Desemprego e crise deixam 1,5 milhão sem plano

Fonte: Estado de Minas – 24/11/2016
Por Marinella Castro
O desemprego, um dos índices que mais reflete o mal-estar social, está ameaçando a expansão dos planos de saúde, e faz crescer a demanda para o atendimento público (o SUS). Nos últimos 12 meses terminados em setembro, 1,5 milhão de brasileiros deixaram os planos de saúde, sendo 1 milhão no Sudeste. Em Minas, a debandada foi de 218 mil pessoas. Os dados divulgados ontem durante o 2º Fórum da Saúde Suplementar relacionam a saída de usuários dos planos à deterioração do mercado de trabalho, já que mais de 80% dos convênios médicos são corporativos, com pagamento integral ou parcial pelos empregadores.
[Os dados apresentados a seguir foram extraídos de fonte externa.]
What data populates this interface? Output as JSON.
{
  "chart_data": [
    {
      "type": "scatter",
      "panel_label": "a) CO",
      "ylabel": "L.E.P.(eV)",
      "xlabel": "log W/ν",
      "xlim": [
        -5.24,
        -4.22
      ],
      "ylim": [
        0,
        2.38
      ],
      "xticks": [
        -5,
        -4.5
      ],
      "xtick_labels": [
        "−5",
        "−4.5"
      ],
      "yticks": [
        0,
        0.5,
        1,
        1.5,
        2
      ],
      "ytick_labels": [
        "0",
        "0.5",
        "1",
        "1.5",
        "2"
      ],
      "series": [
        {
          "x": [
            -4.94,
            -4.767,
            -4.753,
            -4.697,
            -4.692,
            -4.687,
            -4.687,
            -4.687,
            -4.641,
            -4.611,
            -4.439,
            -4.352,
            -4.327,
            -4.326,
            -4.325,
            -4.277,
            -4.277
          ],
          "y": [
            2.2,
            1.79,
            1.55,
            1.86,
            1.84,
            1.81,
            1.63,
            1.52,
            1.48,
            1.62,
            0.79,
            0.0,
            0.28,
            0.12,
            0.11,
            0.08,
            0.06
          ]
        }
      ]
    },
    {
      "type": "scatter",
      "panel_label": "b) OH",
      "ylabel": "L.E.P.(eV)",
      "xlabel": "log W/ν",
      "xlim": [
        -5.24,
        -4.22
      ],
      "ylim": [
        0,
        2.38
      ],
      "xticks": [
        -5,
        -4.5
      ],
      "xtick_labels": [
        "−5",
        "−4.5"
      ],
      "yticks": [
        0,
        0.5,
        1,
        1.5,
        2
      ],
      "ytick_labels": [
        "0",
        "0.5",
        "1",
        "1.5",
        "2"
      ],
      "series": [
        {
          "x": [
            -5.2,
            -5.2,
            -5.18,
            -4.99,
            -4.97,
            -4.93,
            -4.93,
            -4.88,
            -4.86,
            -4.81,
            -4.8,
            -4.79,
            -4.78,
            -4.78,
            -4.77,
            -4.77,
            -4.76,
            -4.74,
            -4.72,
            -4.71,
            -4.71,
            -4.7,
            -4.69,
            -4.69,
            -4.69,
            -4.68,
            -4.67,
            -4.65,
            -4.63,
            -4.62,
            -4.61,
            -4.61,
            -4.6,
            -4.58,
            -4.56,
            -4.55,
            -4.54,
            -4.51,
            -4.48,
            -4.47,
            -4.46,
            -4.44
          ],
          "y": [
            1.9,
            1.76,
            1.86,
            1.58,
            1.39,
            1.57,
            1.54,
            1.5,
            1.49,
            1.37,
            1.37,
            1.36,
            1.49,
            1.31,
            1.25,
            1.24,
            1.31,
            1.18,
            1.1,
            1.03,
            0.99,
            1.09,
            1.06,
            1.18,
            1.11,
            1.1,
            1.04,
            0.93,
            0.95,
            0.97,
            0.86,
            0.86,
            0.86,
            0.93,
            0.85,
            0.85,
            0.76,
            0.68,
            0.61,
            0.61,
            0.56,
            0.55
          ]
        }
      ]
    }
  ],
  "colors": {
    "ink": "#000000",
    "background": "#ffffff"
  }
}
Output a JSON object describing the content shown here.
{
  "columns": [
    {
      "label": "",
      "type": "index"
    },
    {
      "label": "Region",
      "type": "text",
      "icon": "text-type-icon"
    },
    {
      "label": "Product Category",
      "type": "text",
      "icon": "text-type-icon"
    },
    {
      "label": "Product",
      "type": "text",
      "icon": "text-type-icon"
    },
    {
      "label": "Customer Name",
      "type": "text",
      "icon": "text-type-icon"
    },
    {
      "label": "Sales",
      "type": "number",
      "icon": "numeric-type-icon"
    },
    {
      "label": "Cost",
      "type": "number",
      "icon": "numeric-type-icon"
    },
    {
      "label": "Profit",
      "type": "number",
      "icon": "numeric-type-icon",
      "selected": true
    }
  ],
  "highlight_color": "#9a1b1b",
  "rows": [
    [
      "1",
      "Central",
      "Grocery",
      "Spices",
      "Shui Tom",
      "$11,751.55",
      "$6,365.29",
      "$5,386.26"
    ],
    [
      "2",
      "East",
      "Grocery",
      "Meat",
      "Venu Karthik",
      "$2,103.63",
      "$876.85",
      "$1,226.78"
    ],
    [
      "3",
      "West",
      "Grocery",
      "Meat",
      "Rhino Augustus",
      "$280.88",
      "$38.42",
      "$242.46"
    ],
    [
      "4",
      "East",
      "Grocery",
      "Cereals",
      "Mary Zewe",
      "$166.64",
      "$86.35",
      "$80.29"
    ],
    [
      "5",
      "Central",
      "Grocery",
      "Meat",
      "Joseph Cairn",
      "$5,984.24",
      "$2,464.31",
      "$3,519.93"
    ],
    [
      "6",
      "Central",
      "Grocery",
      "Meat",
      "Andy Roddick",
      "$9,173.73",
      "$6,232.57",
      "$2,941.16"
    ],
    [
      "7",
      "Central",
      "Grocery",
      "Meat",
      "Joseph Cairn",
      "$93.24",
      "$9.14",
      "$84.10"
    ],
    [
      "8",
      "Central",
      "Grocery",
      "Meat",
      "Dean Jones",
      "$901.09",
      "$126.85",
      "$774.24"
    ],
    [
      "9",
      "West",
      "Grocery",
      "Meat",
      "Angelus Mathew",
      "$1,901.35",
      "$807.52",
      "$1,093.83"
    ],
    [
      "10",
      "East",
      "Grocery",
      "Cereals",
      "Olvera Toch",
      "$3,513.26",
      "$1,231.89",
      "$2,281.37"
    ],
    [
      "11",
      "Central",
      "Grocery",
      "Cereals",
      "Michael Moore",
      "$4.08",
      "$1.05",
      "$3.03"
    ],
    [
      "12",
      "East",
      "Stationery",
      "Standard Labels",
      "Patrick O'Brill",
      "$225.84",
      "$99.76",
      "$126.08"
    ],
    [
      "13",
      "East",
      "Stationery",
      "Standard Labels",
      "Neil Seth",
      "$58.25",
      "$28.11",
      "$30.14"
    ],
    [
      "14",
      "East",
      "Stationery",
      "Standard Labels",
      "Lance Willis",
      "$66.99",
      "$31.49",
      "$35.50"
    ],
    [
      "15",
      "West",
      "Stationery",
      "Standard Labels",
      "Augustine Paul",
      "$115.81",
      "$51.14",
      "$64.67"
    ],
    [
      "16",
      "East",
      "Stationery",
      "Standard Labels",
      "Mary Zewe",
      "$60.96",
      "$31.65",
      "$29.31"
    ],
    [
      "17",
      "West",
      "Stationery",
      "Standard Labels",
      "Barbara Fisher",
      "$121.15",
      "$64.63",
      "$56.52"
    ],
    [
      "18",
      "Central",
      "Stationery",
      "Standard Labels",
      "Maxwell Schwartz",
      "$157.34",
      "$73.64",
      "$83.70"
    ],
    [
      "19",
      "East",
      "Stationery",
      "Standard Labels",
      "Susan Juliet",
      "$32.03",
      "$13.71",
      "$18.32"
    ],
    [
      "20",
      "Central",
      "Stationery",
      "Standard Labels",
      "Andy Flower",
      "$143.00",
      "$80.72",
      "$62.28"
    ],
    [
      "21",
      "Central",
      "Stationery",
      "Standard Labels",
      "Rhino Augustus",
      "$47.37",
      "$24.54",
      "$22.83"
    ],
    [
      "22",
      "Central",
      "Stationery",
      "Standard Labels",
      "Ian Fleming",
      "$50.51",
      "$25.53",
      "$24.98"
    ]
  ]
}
Em Minas Gerais, 218 mil usuários deixaram os planos médicos no período e outros 60 mil cancelaram o convênio odontológico. A evasão reflete o crescimento do desemprego nos diversos setores da economia. Em Minas, são 1,2 milhão de desempregados, representados numa taxa de desocupação de 11,2% entre julho e setembro, com base na Pesquisa Nacional por Amostra de Domicílios (Pnad) Contínua, do Instituto Brasileiro de Geografia e Estatística (IBGE). Em todo o país, estão sem trabalho 12 milhões, que pressionam a taxa de 11,8% de desocupação, medida no terceiro trimestre.

Como os planos de saúde não são uma contratação obrigatória para as empresas e sim um benefício, o produto está entrando na lista de ajustes principalmente dos micro e pequenos negócios que enfrentam o crescimento das despesas e a queda do faturamento. Mais de 580 mil micro e pequenas empresas estão endividadas no país, acumulando débito de R$ 21,3 bilhões em impostos atrasados.

“As pequenas empresas estão cortando qualquer custo que não seja obrigatório e o plano de saúde entra nesse ajuste”, explica Marco Antônio Gaspar, vice-presidente da Câmara dos Dirigentes Lojistas de Belo Horizonte (CDL-BH). Segundo ele, os convênios médicos são contratados como um benefício para o trabalhador e também como ação de combate às faltas ao trabalho, mas em momento de aperto o benefício acaba entrando na lista do que pode ser dispensado. “A tendência é que quando o s resultados melhorarem os planos voltem a ser contratados”, diz Gaspar.